At the 2024 annual meeting of the International Society for Cell & Gene Therapy (ISCT) in Vancouver, Canada, Hélio Tomás, PhD, senior research associate at the Instituto de Biologia Experimental e Tecnológica in Lisboa, Portugal, and his colleagues presented a manufacturing process for improving the efficacy of CAR-T cells.
When making therapies based on CAR-T cells, Tomás and his colleagues noted, “The impact of critical process parameters applied during distinct stages of the cell manufacturing process (T cell activation, transduction, and expansion) on CAR-T cell phenotype is still poorly understood.” Nonetheless, phenotypic features of CAR-T cells make all the difference in a therapy’s impact.
As Tomás’ team pointed out: “Identifying key phenotypic characteristics of CAR-T products that are correlated with improved clinical responses and, subsequently, defining a tightly controlled cell culture space to maximize those features will be critical to fulfilling the potential of immunotherapies.” But how can a bioprocessor accomplish that?
These scientists manufactured CAR-T cells in a stirred-tank bioreactor (STB) and tested their reaction in a simulated tumor microenvironment, which consisted of a high concentration of reactive oxygen species. Tomás and his colleagues reported that a “higher proportion of CD8 T cells, important for directly killing tumor cells, were generated in STBs relative to static cultures following 10 days of bioreactor inoculation.” Furthermore, this study showed a lower CD4/CD8 ratio in CAR-T cells manufactured in an STB, and such lower ratios, the researchers noted, have been “associated with patients [being] more responsive to CAR-T cell treatment.”

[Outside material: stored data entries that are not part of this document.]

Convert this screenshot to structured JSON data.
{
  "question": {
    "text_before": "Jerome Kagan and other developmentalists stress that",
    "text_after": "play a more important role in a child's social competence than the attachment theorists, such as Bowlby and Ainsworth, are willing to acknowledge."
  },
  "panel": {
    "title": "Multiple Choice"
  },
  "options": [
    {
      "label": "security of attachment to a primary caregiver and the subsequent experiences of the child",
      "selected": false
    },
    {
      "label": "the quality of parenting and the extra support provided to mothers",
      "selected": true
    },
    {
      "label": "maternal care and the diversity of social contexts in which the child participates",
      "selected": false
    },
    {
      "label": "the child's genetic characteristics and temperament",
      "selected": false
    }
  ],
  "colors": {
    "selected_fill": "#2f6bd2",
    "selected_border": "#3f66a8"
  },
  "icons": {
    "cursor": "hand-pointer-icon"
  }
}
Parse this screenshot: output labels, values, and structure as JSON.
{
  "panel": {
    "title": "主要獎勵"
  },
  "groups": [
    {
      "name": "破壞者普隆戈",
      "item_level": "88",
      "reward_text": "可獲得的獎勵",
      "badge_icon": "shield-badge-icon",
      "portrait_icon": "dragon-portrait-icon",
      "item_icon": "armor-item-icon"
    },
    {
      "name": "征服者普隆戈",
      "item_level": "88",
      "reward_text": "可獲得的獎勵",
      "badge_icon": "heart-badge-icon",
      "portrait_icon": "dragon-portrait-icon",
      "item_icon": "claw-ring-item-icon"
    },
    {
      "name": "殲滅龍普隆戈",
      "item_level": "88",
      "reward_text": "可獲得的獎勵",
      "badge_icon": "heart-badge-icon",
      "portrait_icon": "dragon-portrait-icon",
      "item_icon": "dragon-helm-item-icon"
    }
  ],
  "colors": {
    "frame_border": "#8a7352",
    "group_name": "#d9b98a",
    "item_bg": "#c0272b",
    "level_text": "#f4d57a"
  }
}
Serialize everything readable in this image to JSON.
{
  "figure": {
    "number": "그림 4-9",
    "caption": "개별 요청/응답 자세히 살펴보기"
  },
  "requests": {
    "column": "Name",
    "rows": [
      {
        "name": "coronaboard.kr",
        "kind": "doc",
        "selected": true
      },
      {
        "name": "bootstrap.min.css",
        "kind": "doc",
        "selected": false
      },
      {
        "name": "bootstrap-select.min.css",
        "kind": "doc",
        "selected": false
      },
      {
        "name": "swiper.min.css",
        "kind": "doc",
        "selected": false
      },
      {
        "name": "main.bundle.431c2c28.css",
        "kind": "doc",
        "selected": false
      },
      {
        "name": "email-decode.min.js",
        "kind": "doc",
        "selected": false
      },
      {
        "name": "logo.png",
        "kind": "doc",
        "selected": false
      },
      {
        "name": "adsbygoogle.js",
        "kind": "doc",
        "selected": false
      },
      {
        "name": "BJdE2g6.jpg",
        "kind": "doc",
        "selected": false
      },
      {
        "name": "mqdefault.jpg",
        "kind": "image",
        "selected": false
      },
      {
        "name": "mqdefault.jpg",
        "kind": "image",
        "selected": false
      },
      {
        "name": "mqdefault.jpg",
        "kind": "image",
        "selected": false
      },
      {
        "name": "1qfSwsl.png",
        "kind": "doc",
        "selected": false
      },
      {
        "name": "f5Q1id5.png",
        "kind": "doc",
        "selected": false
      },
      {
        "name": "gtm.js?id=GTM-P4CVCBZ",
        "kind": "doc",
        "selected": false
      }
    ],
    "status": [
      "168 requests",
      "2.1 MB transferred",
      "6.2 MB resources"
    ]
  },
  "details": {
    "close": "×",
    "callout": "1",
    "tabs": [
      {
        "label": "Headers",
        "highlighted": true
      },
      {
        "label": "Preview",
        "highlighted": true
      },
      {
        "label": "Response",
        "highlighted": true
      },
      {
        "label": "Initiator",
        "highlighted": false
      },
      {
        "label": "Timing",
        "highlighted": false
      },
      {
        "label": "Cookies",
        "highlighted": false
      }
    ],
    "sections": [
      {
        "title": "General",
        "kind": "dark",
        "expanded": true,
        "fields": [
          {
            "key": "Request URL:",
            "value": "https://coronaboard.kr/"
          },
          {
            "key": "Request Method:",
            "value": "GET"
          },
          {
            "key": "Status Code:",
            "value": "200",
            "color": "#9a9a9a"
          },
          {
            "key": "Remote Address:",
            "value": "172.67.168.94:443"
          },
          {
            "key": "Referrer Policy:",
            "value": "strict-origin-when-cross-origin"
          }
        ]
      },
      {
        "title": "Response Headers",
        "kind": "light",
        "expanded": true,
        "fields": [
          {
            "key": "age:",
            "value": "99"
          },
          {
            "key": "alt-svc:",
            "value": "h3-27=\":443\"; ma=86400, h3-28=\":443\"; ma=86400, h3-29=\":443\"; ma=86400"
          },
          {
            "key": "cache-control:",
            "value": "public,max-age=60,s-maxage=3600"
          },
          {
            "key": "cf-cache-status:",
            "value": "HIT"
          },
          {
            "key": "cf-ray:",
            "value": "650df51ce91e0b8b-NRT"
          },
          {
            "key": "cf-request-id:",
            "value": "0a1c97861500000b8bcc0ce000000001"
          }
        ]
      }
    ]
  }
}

To further validate this process, Tomás and his colleagues used it to produce CAR-T cells that target HER2-positive breast cancer cells. Plus, the researchers showed that the “selection of adequate cell culture conditions could act as transduction enhancers of CAR genes carried by lentiviral vectors.”
So, the bioprocessing method developed by these scientists could improve a range of therapies based on CAR-T cells. As Tomás’ team concluded: “Overall, these results highlight the potential of scalable and tightly controlled manufacturing processes toward the generation of CAR-T cells with improved potency.”